Em nenhuma parte se ouvia nem se via sinal algum de vida humana. Não se via nenhuma fumaça subindo, nem se escutava o latido de nenhum cachorro guardião, nem o mugido de nenhum gado, nem gritos de crianças brincando; nada mais que esse cemitério lúgubre, com sua atmosfera de mistério e de terror devida ao meu cérebro transtornado. Não estaria por acaso delirando novamente, aqui, longe de todo o auxilio humano? Não seria tudo isso uma ilusão gerado por minha loucura? Chamei os nomes de minhas esposas e filhos, estendi as minhas mãos em busca das suas, inclusive caminhei entre as pedras trincadas e a grama murcha.

Um ruído atrás de mim me fez virar o olhar. Um animal selvagem - um lince - se aproximava. Me veio um pensamento: "Se caio aqui, no deserto, se a febre voltar e eu desmaiar, essa besta irá destroçar a minha garganta." Saltei em direção a ele, gritando. Passou a um palmo de mim, andando tranquilamente, e desapareceu por trás de uma rocha.
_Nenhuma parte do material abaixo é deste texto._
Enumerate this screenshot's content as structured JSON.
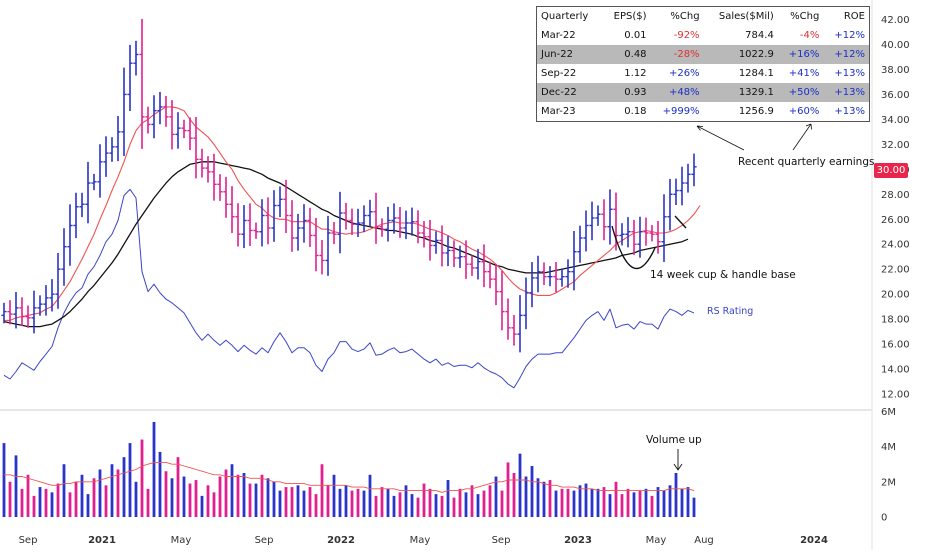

Um instante depois, a cabeça de um homem pareceu brotar da terra um pouco mais adiante. Ele estava subindo uma inclinação que ficava de frente a uma inclinação menor, cujo o topo apenas se distinguia da planície. Imediatamente vi toda a sua silhueta recortada sobre o fundo de nuvens cinzas. Estava meio nu, meio vestido com peles de animais; tinha os cabelos desarrumados e uma larga e esfarrapada barba. Em uma mão levava um arco e flecha; na outra, uma tocha flamejante com um largo rastro de fumaça. Caminhava lentamente e com precaução, como se temesse cair em um túmulo aberto, escondido pela vegetação. Esta estranha aparição me surpreendeu, mas não me deixou alarmado. Me dirigi até ele para interceptá-lo até que o tive em minha frente; o abordei com a familiar saudação:

-Que deus te guarde!

Ele não prestou a menor atenção, nem diminuiu o ritmo.

-Bom estrangeiro - prossegui - estou doente e perdido. Te rogo que me indique o caminho para Carcosa.

O homem começou um bárbaro canto em uma língua desconhecida, seguiu caminhando e desapareceu.

Sobre o galho de uma árvore seca uma coruja lançou um sinistro piado e outra lhe respondeu distante. Ao levantar os olhos vi através de uma brusca fresta nas nuvens a grande estrela de Aldebarã no aglomerado de estrelas das Híades. Tudo sugeria a noite: o lince, o homem levando a tocha, a coruja. E, sem dúvidas, eu via... via inclusive as estrelas mesmo na ausência da escuridão. Via, mas evidentemente não podia ser visto nem escutado. Que espantoso sortilégio dominava minha existência?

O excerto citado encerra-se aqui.